The next mass transfer issue addressed is that of stripping carbon dioxide from the media. Stripping is necessary because for each mol of oxygen utilized by the cells, approximately a mol of CO2 is produce. However, unlike oxygen, CO2 is very soluble in aqueous systems and this causes significant difficulties when trying to measure k L a for CO2. As a result, incorrect values are often quoted. It is shown that because of the similar values of diffusivity, the k L a for both gases must be very similar. On the basis of this similarity, it is shown that for effective stripping, sparging at approximately constant vvm across the scales is required.

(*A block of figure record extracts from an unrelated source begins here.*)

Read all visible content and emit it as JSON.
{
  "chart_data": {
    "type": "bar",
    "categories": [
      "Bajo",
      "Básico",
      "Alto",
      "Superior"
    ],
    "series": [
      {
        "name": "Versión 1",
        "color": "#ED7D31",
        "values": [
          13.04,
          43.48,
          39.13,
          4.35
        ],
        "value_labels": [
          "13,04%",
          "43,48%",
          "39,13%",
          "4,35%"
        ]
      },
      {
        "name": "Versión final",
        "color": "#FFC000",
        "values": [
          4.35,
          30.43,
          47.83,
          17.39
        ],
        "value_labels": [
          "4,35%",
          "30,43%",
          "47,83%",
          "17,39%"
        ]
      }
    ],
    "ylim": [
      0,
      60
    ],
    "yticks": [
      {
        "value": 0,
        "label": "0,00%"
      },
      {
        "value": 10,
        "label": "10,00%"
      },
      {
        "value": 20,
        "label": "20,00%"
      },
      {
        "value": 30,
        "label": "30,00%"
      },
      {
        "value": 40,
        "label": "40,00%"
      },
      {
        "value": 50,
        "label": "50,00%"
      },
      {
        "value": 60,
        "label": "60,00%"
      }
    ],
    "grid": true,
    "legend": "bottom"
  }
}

Achieving effective oxygen transfer and CO2 stripping is made more difficult from the perceived sensitivity of animal cells to hydromechanical stress from agitation and bursting bubbles. As a result, oxygen transfer is achieved at agitation intensities and sparge rates that are too low by using sparge stones to enhance interfacial area and enriched air or pure oxygen to increase driving force. In turn, this perception has led to problems of pCO2 build up on scale-up which in turn can cause pH and osmolality issues. Therefore, ‘shear sensitivity’ in relation to mass transfer is discussed and an operating protocol is proposed to overcome high pCO2 occurring. This protocol involves increasing the air sparge rate through ring or pipe spargers to strip CO2 followed by enhancing agitator speed to give the required dO2. Particularly notable are recent studies which show mean specific energy dissipation rates in stirred bioreactors including the ambrTM up to 0.5 W/kg per impeller have not led to any deterioration in cell growth or product titer or quality.

Since the mean specific energy dissipation rate required for mass transfer normally sets the level used in practice, the other important mixing parameters which are all determined by it are briefly discussed too along with related issues in non-sparged, non-agitated bioreactors.